Wystarczy pogrzebać w słownikach, żeby znaleźć na przykład takie definicje słowa “kryzys”: “punkt zwrotny w chorobie, decydujący moment szczególnie w tragedii, czas zagrożenia, punkt kulminacyjny”. (The Webster’s Encyclopedic Dictionary of English Language, 1988) Słowo to oznacza więc bardziej przesilenie, punkt zwrotny, wstrząs, przełom.
Niby jest tak, że potocznie określa się słowem „kryzys” różne sytuacje zagrożenia. Słyszy się więc o kryzysie wartości, kryzysie rodziny, kryzysie finansów publicznych, kryzysie w stosunkach międzynarodowych, kryzysie autorytetu. Tu w przeciwieństwie do oryginalnego, greckiego znaczenia słowa wyraźnie pojawia się jego negatywne skojarzenie z zagrożeniem. Jak zatem rozumieć kryzys? Jak do niego podejść? Jak go wreszcie przetrwać i co z nim zrobić?
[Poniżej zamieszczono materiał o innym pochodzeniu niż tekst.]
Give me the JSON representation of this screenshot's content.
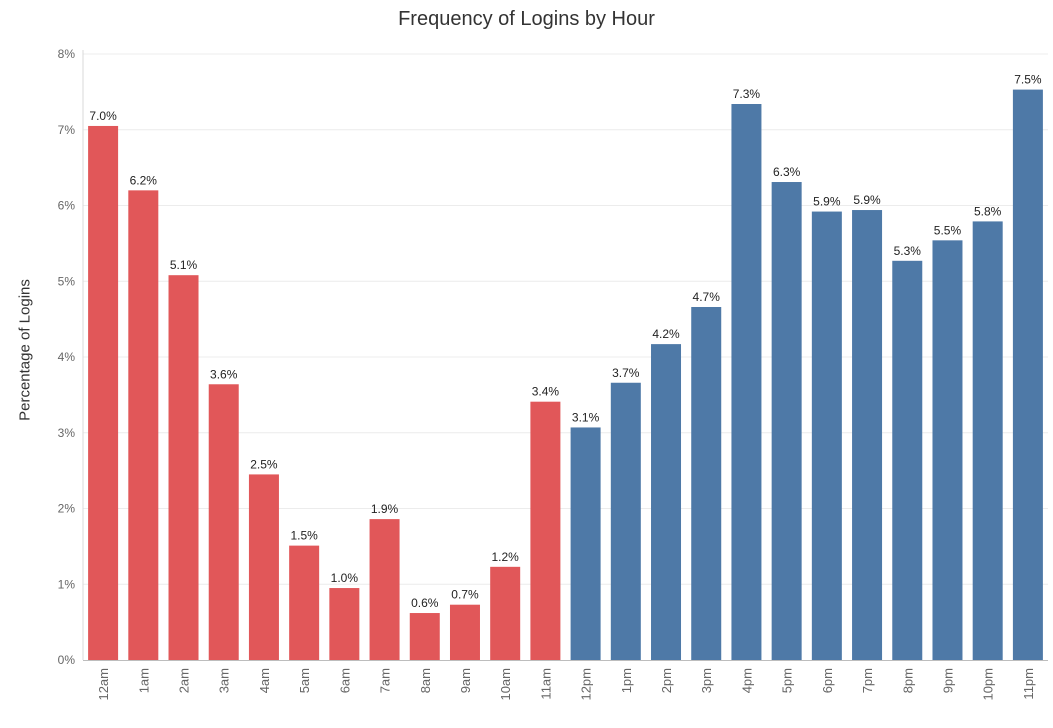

Wpadł mi ostatnio w ręce jeden z polskich kolorowych magazynów (trochę może wstyd przyznać) dla kobiet. Rzadko tam zaglądam, ale… być może za rzadko. Gdzieś tam w środku natknąłem się na kilka opowieści osób, które właśnie w kryzysie odnalazły swoją szansę. Oczywiście nie w żerowaniu na ludzkiej biedzie, ale nie zasypiając gruszek w popiele zareagowały na nową rzeczywistość i każda w swojej branży (od restauracji, poprzez konfekcję, teatr, aż po taniec) potrafiła dostosować się do tak drastycznie zmieniającego się świata, dając sobie i innym szansę na trwanie i życie w trudniejszych warunkach.
Może nie wszystkiego się od takich osób nauczę. Ale postaram się pamiętać, że okresy lepsze i gorsze w życiu dają równowagę, uczą, pozwalają zrewidować poglądy i wybrać to, co lepsze. Może w kryzysie można dopatrzyć się szansy na przesilenie jakiejś tam „choroby”? może to faktycznie czas „odsiewania”?
Ks. Sławek Murawka SChr
Ks. Slawku masz naprawde swietne pioro i niesamowicie racjoanlno-egzystencjalne podejscie do problemow. Az sie milo czyta czlowieka, ktory w bliznim widzi czlowieka. Jakie to bliskie podejscie do podejscia Jezusa w Ewangeliach – podejscie milosci, zrozumienia i pozytywnego wyzwania, ktore rozwija.
Dzieki piekne i pisz dalej, bo tak sie to sympatycznie czyta, a nadto zapada to w serducho.